I’ve been sharing bits and pieces in other posts, but now I can finally show you the whole thing!
This was a huge multi-step process that involved several different techniques to pull off this final look.
I started by sewing the flounce together and stamping then dye painting the flowers (all 68 of them, and yes, I counted).
After sewing it all together I dyed the top portion of the skirt.
…Writing it out like that makes it sound a lot easier than it felt.
There were a lot of learning experiences with this piece. I haven’t done a lot with clothing, so trying to put together a skirt and following a pattern was a challenge. (Seriously, I feel like I’m reading a foreign language trying to follow those things!)

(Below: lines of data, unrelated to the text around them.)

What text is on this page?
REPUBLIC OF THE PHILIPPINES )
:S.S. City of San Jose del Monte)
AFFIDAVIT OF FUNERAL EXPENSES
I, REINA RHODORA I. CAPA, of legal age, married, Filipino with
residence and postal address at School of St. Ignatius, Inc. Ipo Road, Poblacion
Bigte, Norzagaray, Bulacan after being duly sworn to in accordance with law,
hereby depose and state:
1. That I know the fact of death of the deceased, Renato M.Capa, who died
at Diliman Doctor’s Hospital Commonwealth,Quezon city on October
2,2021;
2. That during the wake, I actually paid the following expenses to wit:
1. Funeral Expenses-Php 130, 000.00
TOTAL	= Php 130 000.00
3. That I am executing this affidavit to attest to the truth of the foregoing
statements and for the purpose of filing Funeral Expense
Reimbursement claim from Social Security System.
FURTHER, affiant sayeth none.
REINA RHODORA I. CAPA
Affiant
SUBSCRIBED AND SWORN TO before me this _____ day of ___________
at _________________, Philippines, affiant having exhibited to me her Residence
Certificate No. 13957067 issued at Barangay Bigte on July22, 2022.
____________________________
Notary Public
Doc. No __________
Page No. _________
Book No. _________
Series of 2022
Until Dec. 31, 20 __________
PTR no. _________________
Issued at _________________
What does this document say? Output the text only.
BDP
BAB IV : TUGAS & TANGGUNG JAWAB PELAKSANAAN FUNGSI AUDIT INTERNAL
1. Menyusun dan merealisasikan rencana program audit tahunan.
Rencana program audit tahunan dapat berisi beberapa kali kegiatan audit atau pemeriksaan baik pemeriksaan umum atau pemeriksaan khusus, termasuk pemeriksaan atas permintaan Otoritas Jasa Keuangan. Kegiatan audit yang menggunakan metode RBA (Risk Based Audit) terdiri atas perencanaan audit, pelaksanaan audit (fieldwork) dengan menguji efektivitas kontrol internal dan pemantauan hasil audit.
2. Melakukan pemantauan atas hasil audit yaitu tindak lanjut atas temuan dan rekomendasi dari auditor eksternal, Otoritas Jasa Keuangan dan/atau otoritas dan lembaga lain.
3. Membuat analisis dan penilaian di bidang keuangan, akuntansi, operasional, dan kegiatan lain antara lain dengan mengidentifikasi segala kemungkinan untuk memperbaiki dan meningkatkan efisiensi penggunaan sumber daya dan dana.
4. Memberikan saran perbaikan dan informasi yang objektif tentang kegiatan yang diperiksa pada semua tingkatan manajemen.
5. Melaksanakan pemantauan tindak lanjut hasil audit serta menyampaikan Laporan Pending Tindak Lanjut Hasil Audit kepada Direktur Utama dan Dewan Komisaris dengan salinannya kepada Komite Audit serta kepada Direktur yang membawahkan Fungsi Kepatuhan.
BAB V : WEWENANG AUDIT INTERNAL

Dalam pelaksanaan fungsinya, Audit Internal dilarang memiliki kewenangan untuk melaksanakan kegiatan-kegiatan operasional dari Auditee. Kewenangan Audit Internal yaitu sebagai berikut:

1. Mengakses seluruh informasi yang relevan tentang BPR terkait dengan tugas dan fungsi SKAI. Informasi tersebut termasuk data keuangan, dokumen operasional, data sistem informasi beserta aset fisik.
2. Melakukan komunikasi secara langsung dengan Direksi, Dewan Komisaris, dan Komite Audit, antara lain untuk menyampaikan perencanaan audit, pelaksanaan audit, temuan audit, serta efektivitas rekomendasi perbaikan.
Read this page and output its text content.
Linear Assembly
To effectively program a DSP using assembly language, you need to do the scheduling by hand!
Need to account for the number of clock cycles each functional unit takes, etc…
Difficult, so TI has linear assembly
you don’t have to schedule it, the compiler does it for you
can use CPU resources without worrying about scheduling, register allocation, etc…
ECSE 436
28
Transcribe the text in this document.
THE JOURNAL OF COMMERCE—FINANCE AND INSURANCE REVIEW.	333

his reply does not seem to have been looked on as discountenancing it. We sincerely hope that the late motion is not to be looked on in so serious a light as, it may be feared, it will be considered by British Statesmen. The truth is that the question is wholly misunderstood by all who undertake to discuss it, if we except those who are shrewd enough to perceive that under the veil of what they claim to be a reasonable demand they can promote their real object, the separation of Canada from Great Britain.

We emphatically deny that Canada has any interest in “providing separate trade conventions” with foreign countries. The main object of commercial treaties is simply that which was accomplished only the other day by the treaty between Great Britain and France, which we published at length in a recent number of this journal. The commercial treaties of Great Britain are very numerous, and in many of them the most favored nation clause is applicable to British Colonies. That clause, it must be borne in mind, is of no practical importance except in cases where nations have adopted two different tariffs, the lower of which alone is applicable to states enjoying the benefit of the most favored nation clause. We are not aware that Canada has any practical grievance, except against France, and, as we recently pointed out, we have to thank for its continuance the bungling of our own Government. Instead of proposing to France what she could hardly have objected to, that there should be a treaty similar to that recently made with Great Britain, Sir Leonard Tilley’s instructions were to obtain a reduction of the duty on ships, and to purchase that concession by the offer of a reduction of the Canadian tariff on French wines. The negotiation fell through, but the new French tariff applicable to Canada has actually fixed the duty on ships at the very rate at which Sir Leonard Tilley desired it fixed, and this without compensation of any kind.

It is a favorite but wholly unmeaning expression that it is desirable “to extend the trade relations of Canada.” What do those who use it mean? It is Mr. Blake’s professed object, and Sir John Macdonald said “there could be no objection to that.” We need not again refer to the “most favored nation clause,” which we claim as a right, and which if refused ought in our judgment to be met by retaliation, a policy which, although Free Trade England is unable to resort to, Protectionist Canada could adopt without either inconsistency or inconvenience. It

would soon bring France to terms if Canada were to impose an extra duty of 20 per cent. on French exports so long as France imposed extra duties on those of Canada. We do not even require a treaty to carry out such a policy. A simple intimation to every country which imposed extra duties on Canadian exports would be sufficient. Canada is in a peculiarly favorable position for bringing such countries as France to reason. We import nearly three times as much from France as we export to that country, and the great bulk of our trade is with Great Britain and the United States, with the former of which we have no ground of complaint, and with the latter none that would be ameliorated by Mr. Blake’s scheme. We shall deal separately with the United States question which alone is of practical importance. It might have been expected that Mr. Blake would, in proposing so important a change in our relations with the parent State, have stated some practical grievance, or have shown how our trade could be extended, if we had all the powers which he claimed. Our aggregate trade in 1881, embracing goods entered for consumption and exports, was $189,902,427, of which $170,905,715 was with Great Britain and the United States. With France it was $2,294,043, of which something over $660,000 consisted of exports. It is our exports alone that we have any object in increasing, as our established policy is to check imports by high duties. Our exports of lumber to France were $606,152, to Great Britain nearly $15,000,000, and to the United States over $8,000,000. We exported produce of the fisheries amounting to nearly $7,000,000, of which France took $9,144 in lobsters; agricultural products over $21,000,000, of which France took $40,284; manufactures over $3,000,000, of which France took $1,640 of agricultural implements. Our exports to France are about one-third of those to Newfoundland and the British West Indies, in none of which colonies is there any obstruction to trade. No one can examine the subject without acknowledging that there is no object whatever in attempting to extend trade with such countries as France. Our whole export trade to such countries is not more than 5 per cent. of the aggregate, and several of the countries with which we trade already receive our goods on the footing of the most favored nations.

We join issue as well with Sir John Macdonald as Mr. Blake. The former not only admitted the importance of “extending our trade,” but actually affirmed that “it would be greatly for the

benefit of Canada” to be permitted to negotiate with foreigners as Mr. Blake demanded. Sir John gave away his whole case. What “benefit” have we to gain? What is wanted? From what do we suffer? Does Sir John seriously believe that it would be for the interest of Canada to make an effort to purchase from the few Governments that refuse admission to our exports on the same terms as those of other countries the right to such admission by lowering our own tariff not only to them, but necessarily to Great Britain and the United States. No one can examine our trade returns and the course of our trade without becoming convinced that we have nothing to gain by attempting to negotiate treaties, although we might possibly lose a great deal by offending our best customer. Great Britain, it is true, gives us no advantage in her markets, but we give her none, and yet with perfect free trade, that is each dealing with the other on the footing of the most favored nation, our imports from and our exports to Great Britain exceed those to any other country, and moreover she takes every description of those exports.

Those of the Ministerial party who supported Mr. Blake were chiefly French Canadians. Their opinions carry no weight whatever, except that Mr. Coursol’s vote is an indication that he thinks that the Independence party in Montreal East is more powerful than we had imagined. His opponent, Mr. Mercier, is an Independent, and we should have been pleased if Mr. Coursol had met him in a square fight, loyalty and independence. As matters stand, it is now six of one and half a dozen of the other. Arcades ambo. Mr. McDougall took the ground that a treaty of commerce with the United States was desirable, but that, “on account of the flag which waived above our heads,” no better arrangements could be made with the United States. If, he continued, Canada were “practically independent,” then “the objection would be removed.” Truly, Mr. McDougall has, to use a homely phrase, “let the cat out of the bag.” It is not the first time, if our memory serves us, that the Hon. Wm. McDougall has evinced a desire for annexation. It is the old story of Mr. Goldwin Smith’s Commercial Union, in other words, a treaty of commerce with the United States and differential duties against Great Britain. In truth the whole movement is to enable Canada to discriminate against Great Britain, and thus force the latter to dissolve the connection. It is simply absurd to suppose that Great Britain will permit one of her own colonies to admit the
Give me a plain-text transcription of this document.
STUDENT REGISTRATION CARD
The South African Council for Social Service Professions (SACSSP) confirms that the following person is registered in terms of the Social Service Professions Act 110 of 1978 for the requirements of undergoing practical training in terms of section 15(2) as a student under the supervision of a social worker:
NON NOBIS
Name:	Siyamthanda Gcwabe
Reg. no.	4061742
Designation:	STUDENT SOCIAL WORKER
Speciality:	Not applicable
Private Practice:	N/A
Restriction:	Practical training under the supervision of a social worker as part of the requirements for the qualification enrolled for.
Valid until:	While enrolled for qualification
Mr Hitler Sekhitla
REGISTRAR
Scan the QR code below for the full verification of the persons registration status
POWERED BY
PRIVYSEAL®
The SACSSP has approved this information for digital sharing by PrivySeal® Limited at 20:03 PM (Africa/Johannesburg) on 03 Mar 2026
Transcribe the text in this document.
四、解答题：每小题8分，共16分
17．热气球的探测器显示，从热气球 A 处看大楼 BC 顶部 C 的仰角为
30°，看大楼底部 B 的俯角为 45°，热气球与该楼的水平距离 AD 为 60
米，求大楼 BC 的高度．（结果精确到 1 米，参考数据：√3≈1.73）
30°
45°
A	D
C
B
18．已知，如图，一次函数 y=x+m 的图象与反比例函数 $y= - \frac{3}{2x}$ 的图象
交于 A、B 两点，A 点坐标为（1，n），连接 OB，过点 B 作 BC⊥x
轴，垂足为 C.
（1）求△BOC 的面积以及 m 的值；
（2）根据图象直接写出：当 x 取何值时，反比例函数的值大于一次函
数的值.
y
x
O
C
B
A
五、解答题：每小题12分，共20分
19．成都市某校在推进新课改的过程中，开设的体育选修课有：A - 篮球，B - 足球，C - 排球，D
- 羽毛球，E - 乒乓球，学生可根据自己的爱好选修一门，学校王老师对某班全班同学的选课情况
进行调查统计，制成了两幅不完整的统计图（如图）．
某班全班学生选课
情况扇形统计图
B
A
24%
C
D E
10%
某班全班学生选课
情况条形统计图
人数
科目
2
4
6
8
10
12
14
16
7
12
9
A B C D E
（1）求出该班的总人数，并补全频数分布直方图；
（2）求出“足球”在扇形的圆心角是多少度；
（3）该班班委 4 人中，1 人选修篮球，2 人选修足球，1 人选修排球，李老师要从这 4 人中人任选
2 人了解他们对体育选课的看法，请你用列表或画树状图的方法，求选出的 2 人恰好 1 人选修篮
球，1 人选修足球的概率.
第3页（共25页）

While painting the flowers I learned that dyes, especially purple, fade really quickly after coming in contact with soda ash. So I took a break to run this experiment to figure out a better way to paint with dyes. I mean, the experiment was really interesting and I learned a lot from it, but it meant that I had to spend another four hours repainting the flowers to give them their beautiful, bold purple. I’m not gonna lie, there was a moment where I looked at them and thought, “Well, it isn’t that bad. I could just leave it,” but I’m really glad that I did – the color is soooo much better.
And the top portion. I thought I was being soooo smart by tying off the flower section and only soaking the top portion in the soda ash before dyeing it, completely forgetting that water is going to wick through the fabric… So there I was, checking on the progress after a couple hours, horrifiedly realizing that the dye had spread all the way through the flower section, frantically pouring copious amounts of clear water over the sections I didn’t want dyed and desperately hoping that the dye hadn’t attached to the fabric. It ended up spreading farther than I’d wanted, but fortunately didn’t ruin the whole thing. I think I would have cried had that happened. Screwing up on the home stretch would seriously have sucked!
But at last, it is done. Not necessarily how I imagined it would turn out, but when working with dyes, sometimes you just have to accept that.